In a common course of action, we see organizations/institutions/politicians/posterboys/individual feminists falling over each other to take up the women’s cause. Hard as I try, I can’t find them anywhere now. Come on, where’ve you been hiding folks. The women of this country are looking up to you.
Only a few dozen hours before, Tourism and Culture Minister Mahesh Sharma had made that statement on “skirt” which caused a tsunami of revulsion in our public discourse. The poor minister kept reminding that he has only offered a viewpoint and there is no law being enacted and enforced. But the “freedom for women” brigade was already beside themselves in anger. The discussion even veered to the extent that why men are allowed to go in temples in bare torso while women are asked to drape themselves, from head to toe, in sarees. The common refrain was, that it’s women who would set the limit for women’s freedom—not men.
Then there is this case of Shani Shignapur Temple. Again there was a huge uproar on the matter of women’s entry into the temple. The matter went to the court. The Temple Trust kept sticking to their “no-entry” stand. But later it bowed down to the court’s order. The rights for women made a significant gain.

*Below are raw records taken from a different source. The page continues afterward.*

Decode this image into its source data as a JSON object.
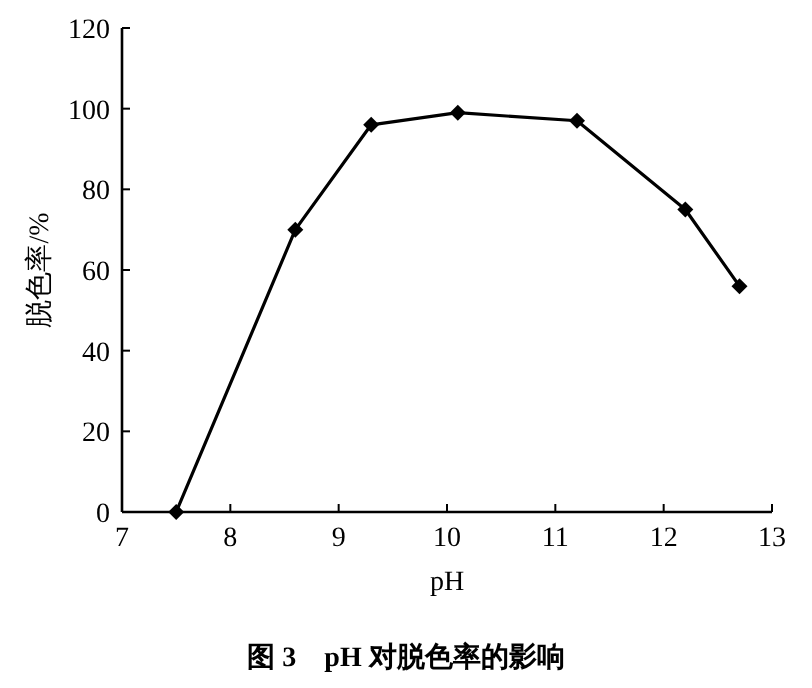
{
  "chart_data": {
    "type": "line",
    "title": "图 3　pH 对脱色率的影响",
    "xlabel": "pH",
    "ylabel": "脱色率/%",
    "xlim": [
      7,
      13
    ],
    "xticks": [
      7,
      8,
      9,
      10,
      11,
      12,
      13
    ],
    "ylim": [
      0,
      120
    ],
    "yticks": [
      0,
      20,
      40,
      60,
      80,
      100,
      120
    ],
    "x": [
      7.5,
      8.6,
      9.3,
      10.1,
      11.2,
      12.2,
      12.7
    ],
    "series": [
      {
        "color": "#000000",
        "values": [
          0,
          70,
          96,
          99,
          97,
          75,
          56
        ]
      }
    ],
    "marker": "diamond",
    "grid": false
  }
}
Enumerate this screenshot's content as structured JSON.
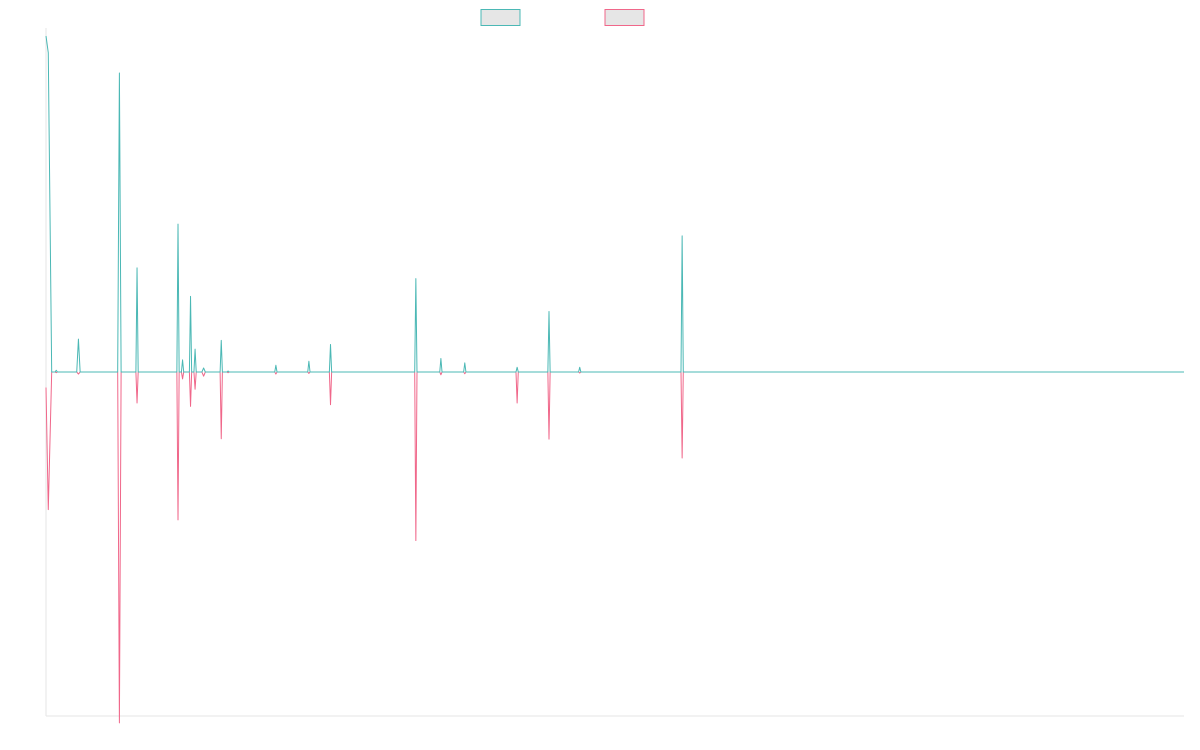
{
  "chart_data": {
    "type": "line",
    "ylim": [
      -1,
      1
    ],
    "xlim": [
      0,
      1000
    ],
    "grid": false,
    "legend": {
      "placement": "top-center"
    },
    "series": [
      {
        "color": "#4bb8b5",
        "points": [
          [
            0,
            1.0
          ],
          [
            2,
            0.95
          ],
          [
            5,
            0.0
          ],
          [
            8,
            0.0
          ],
          [
            9,
            0.005
          ],
          [
            10,
            0.0
          ],
          [
            27,
            0.0
          ],
          [
            28.5,
            0.098
          ],
          [
            30,
            0.0
          ],
          [
            63,
            0.0
          ],
          [
            64.5,
            0.89
          ],
          [
            66,
            0.0
          ],
          [
            79,
            0.0
          ],
          [
            80,
            0.31
          ],
          [
            81,
            0.0
          ],
          [
            115,
            0.0
          ],
          [
            116,
            0.44
          ],
          [
            117,
            0.0
          ],
          [
            119,
            0.0
          ],
          [
            120,
            0.036
          ],
          [
            121,
            0.0
          ],
          [
            126,
            0.0
          ],
          [
            127,
            0.225
          ],
          [
            128,
            0.0
          ],
          [
            130,
            0.0
          ],
          [
            131,
            0.068
          ],
          [
            132,
            0.0
          ],
          [
            137,
            0.0
          ],
          [
            138.5,
            0.012
          ],
          [
            140,
            0.0
          ],
          [
            153,
            0.0
          ],
          [
            154,
            0.094
          ],
          [
            155,
            0.0
          ],
          [
            159,
            0.0
          ],
          [
            160,
            0.003
          ],
          [
            161,
            0.0
          ],
          [
            201,
            0.0
          ],
          [
            202,
            0.02
          ],
          [
            203,
            0.0
          ],
          [
            230,
            0.0
          ],
          [
            231,
            0.032
          ],
          [
            232,
            0.0
          ],
          [
            249,
            0.0
          ],
          [
            250,
            0.082
          ],
          [
            251,
            0.0
          ],
          [
            324,
            0.0
          ],
          [
            325,
            0.278
          ],
          [
            326,
            0.0
          ],
          [
            346,
            0.0
          ],
          [
            347,
            0.04
          ],
          [
            348,
            0.0
          ],
          [
            367,
            0.0
          ],
          [
            368,
            0.027
          ],
          [
            369,
            0.0
          ],
          [
            413,
            0.0
          ],
          [
            414,
            0.014
          ],
          [
            415,
            0.0
          ],
          [
            441,
            0.0
          ],
          [
            442,
            0.18
          ],
          [
            443,
            0.0
          ],
          [
            468,
            0.0
          ],
          [
            469,
            0.014
          ],
          [
            470,
            0.0
          ],
          [
            558,
            0.0
          ],
          [
            559,
            0.405
          ],
          [
            560,
            0.0
          ],
          [
            1000,
            0.0
          ]
        ]
      },
      {
        "color": "#f0678a",
        "points": [
          [
            0,
            -0.045
          ],
          [
            2,
            -0.4
          ],
          [
            5,
            0.0
          ],
          [
            8,
            0.0
          ],
          [
            9,
            -0.002
          ],
          [
            10,
            0.0
          ],
          [
            27,
            0.0
          ],
          [
            28.5,
            -0.006
          ],
          [
            30,
            0.0
          ],
          [
            63,
            0.0
          ],
          [
            64.5,
            -1.02
          ],
          [
            66,
            0.0
          ],
          [
            79,
            0.0
          ],
          [
            80,
            -0.09
          ],
          [
            81,
            0.0
          ],
          [
            115,
            0.0
          ],
          [
            116,
            -0.43
          ],
          [
            117,
            0.0
          ],
          [
            119,
            0.0
          ],
          [
            120,
            -0.02
          ],
          [
            121,
            0.0
          ],
          [
            126,
            0.0
          ],
          [
            127,
            -0.1
          ],
          [
            128,
            0.0
          ],
          [
            130,
            0.0
          ],
          [
            131,
            -0.05
          ],
          [
            132,
            0.0
          ],
          [
            137,
            0.0
          ],
          [
            138.5,
            -0.012
          ],
          [
            140,
            0.0
          ],
          [
            153,
            0.0
          ],
          [
            154,
            -0.194
          ],
          [
            155,
            0.0
          ],
          [
            159,
            0.0
          ],
          [
            160,
            -0.002
          ],
          [
            161,
            0.0
          ],
          [
            201,
            0.0
          ],
          [
            202,
            -0.006
          ],
          [
            203,
            0.0
          ],
          [
            230,
            0.0
          ],
          [
            231,
            -0.004
          ],
          [
            232,
            0.0
          ],
          [
            249,
            0.0
          ],
          [
            250,
            -0.095
          ],
          [
            251,
            0.0
          ],
          [
            324,
            0.0
          ],
          [
            325,
            -0.49
          ],
          [
            326,
            0.0
          ],
          [
            346,
            0.0
          ],
          [
            347,
            -0.008
          ],
          [
            348,
            0.0
          ],
          [
            367,
            0.0
          ],
          [
            368,
            -0.005
          ],
          [
            369,
            0.0
          ],
          [
            413,
            0.0
          ],
          [
            414,
            -0.09
          ],
          [
            415,
            0.0
          ],
          [
            441,
            0.0
          ],
          [
            442,
            -0.195
          ],
          [
            443,
            0.0
          ],
          [
            468,
            0.0
          ],
          [
            469,
            -0.003
          ],
          [
            470,
            0.0
          ],
          [
            558,
            0.0
          ],
          [
            559,
            -0.25
          ],
          [
            560,
            0.0
          ],
          [
            1000,
            0.0
          ]
        ]
      }
    ]
  }
}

In the matter of women’s entry into Haji Ali, again a terrible din was created. Tripti Desai, who had promised to take the help of a chopper to enter Shaani Shignapur, did manage to enter Haaji Ali but only till to the point where all women are permitted. The courts did order the doors to be opened but the matter has now gone for a fresh appeal against.
However, interestingly, no well-known women activist opened a front on the matter of entry into Haji Ali. No women’s organization hit the streets. No women campaigner launched a campaign in social media.

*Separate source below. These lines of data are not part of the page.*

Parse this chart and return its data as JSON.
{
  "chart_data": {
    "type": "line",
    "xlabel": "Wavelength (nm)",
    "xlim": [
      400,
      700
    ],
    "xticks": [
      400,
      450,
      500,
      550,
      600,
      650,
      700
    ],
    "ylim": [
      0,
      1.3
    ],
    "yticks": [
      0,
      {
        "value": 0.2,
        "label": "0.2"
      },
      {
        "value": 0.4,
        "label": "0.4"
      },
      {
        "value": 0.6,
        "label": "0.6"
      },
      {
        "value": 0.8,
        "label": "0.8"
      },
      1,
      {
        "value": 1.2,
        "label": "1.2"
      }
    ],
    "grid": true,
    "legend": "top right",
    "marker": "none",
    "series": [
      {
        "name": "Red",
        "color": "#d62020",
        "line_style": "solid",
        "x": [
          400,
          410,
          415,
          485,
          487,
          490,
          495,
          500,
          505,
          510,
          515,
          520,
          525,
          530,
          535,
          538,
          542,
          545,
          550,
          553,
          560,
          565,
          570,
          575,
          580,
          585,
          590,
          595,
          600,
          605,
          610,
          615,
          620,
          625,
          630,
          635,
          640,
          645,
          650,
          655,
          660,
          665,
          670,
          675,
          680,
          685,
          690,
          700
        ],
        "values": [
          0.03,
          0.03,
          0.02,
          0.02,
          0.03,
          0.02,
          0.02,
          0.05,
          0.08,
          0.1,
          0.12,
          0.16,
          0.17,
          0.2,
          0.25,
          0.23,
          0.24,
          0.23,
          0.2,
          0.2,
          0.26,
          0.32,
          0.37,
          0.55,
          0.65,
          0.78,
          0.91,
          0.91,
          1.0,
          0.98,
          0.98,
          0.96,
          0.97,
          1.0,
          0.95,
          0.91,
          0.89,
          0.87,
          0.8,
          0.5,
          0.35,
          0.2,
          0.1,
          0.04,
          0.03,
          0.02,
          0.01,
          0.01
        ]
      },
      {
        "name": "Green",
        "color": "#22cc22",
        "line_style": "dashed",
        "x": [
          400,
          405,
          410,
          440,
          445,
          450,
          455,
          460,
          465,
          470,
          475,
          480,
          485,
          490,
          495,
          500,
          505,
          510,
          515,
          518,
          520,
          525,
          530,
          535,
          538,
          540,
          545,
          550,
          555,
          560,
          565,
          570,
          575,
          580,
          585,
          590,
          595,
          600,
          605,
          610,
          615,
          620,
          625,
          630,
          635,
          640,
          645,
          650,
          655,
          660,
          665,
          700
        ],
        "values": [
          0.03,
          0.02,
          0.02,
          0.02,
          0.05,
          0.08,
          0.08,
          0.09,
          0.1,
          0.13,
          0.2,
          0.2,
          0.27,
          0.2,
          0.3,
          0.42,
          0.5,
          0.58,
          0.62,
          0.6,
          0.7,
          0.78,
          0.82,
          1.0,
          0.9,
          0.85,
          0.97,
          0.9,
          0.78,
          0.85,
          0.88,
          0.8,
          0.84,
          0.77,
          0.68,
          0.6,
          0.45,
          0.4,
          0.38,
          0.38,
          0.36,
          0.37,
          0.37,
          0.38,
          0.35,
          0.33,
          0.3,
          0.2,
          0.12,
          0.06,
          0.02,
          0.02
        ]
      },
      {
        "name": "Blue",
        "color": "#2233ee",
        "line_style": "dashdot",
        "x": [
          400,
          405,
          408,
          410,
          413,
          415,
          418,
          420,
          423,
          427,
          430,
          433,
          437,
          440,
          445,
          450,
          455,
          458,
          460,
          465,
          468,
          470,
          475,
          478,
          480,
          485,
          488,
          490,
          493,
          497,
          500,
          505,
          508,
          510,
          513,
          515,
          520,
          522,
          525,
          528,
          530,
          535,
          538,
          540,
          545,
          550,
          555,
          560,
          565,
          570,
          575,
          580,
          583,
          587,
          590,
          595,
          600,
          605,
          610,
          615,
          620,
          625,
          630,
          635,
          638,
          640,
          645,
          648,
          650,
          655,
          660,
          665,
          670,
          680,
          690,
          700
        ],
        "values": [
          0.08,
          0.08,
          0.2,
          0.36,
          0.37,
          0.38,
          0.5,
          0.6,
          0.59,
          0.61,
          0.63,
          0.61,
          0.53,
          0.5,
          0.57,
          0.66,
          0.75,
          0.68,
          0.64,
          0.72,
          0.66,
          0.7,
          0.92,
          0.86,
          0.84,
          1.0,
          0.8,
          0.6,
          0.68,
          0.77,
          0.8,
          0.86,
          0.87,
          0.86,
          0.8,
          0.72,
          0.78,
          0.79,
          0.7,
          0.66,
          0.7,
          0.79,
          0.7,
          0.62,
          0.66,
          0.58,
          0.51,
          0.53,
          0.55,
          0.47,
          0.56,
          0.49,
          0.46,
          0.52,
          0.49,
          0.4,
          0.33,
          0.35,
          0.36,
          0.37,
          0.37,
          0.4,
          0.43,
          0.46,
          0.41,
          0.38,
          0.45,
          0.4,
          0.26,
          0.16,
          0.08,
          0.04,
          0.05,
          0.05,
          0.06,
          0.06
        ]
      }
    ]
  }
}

“Kiss for Love” campaign is still fresh in everyone’s mind. A movement was launched in which boys and girls in towns and cities were asked to kiss in public to give expression to their rights for freedom of action. The social media managers of a political party actually took a frontal (pun intended) stance on the issue. The orgy of kisses took place on the Capital’s streets. Again the activists of women’s freedom had the same stance as ever: the freedom for women will be decided by women, not by men.

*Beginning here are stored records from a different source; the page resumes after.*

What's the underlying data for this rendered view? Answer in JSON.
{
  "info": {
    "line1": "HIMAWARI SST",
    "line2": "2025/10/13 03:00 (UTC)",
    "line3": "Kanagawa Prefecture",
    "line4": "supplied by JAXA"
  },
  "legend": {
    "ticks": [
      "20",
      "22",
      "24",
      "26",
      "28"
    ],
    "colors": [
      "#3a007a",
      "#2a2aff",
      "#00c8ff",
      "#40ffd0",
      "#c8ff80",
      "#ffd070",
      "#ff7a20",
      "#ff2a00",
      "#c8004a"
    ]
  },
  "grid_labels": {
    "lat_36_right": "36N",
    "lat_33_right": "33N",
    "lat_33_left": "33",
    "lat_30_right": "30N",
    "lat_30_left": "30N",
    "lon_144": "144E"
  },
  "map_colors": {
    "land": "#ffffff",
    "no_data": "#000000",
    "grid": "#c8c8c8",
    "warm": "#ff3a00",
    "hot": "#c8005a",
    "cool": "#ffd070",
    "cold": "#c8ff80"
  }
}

There was also this movement to tie sanitary pads on the trees inside University campus. Girls will marry or not; will have pre-marital sex or not; whether they be bisexuals or hetrosexuals—“My Choice” campaign for women’s freedom was hoisted on shoulders by these feminist activists. And why not, women’s freedom will be decided by women and not by men, right!
So when it comes to Muslim Personal Law Board, where have these women feminists disappeared? Does fighting for Muslim women’s rights isn’t the same thing as fight for women’s rights of other communities? Did you see any mainstream social media campaign? Did you see mainstream media taking up the cause? Did you see any editorials in national newspapers? Did you see NGOs or foreign foundations come out in opposition?
So are we to believe that taking up the cause of women and individual freedom is just a tool for people/media/organizations who have their own agenda to pursue. All those statements, “Addas” amount to nothing but only personal advancement.
So, to use a sexist expression, the slip is showing.